Department of Gastrointestinal Surgery, The Affiliated Hospital of Qingdao University, Jiangsu Road 16#, Qingdao, Shandong 266400, People's Republic of China.
Institute of Translational Medicine, Zhejiang University, Hangzhou, ZJ, China.
Acad Radiol. 2023 Sep;30 Suppl 1:S207-S219. doi: 10.1016/j.acra.2023.03.023. Epub 2023 May 5.
To investigate the feasibility of integrating radiomics and morphological features based on computed tomography enterography (CTE) for developing a noninvasive grading model for mucosal activity and surgery risk of Crohn's disease (CD) patients.
A total of 167 patients from three centers were enrolled. Radiomics and image morphological features were extracted to quantify segmental and global simple endoscopic score for Crohn's disease (SES-CD). An image-fusion-based support vector machine (SVM) classifier was used for grading SES-CD and identifying moderate-to-severe SES-CD. The performance of the predictive model was assessed using the area under the receiver operating characteristic curve (AUC). A multiparametric model was developed to predict surgical progression in CD patients by combining sum-image scores and clinical data.

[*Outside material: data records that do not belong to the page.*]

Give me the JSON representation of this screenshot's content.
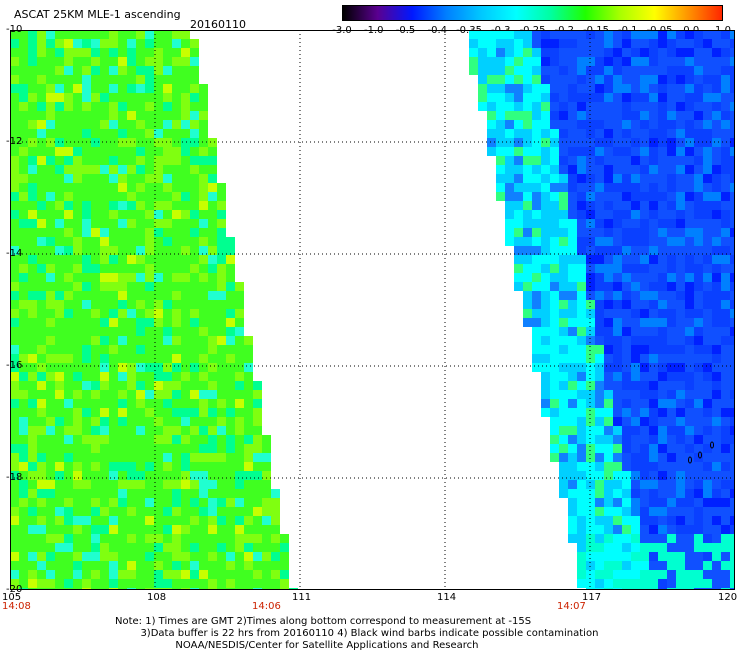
{
  "header": {
    "title": "ASCAT 25KM MLE-1 ascending",
    "date": "20160110"
  },
  "colorbar": {
    "labels": [
      "-3.0",
      "-1.0",
      "-0.5",
      "-0.4",
      "-0.35",
      "-0.3",
      "-0.25",
      "-0.2",
      "-0.15",
      "-0.1",
      "-0.05",
      "0.0",
      "1.0"
    ],
    "colors": [
      "#000000",
      "#5a0090",
      "#0018ff",
      "#0080ff",
      "#00c8ff",
      "#00ffff",
      "#00ffa0",
      "#20ff00",
      "#a8ff00",
      "#ffff00",
      "#ff9000",
      "#ff2000"
    ]
  },
  "axes": {
    "lat_labels": [
      "-10",
      "-12",
      "-14",
      "-16",
      "-18",
      "-20"
    ],
    "lon_labels": [
      "105",
      "108",
      "111",
      "114",
      "117",
      "120"
    ]
  },
  "times": [
    "14:08",
    "14:06",
    "14:07"
  ],
  "note": {
    "line1": "Note: 1) Times are GMT 2)Times along bottom correspond to measurement at -15S",
    "line2": "3)Data buffer is 22 hrs from 20160110 4) Black wind barbs indicate possible contamination",
    "line3": "NOAA/NESDIS/Center for Satellite Applications and Research"
  }
}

The AUC values of the multicategorical segmental SES-CD fusion radiomic model based on a combination of luminal and mesenteric radiomics were 0.828 and 0.709 in training and validation cohorts. The image fusion model integrating the fusion radiomics and morphological features could accurately distinguish bowel segments with moderate-to-severe SES-CD in both the training cohort (AUC = 0.847, 95% confidence interval (CI): 0.784-0.902) and the validation cohort (AUC = 0.896, 95% CI: 0.812-0.960). A predictive nomogram for interval surgery was developed based on multivariable cox analysis.
This study demonstrated the feasibility of integrating lumen and mesentery radiomic features to develop a promising noninvasive grading model for mucosal activity of CD. In combination with clinical data, the fusion-image score may yield an accurate prognostic model for time to surgery.
本研究旨在探索基于 CT 肠造影(CTE)的影像组学与形态学特征相结合,构建克罗恩病(CD)患者黏膜活动度和手术风险无创分级模型的可行性。
本研究纳入了来自三个中心的 167 名患者。提取影像组学和形态学特征,定量评估节段性和全段简单内镜评分克罗恩病(SES-CD)。采用基于图像融合的支持向量机(SVM)分类器对 SES-CD 进行分级,并识别中重度 SES-CD。采用受试者工作特征曲线下面积(AUC)评估预测模型的性能。通过联合总和图像评分和临床数据,建立预测 CD 患者手术进展的多参数模型。
基于肠腔和肠系膜影像组学融合的多分类节段 SES-CD 融合影像组学模型在训练组和验证组的 AUC 值分别为 0.828 和 0.709。融合影像组学和形态学特征的图像融合模型能够准确区分训练组(AUC=0.847,95%置信区间(CI):0.784-0.902)和验证组(AUC=0.896,95%CI:0.812-0.960)中中重度 SES-CD 的肠段。基于多变量 Cox 分析,建立了用于预测间隔手术的预测列线图。
本研究表明,融合肠腔和肠系膜影像组学特征构建 CD 黏膜活动度无创分级模型具有可行性。融合图像评分与临床数据相结合,可能为手术时间提供准确的预后模型。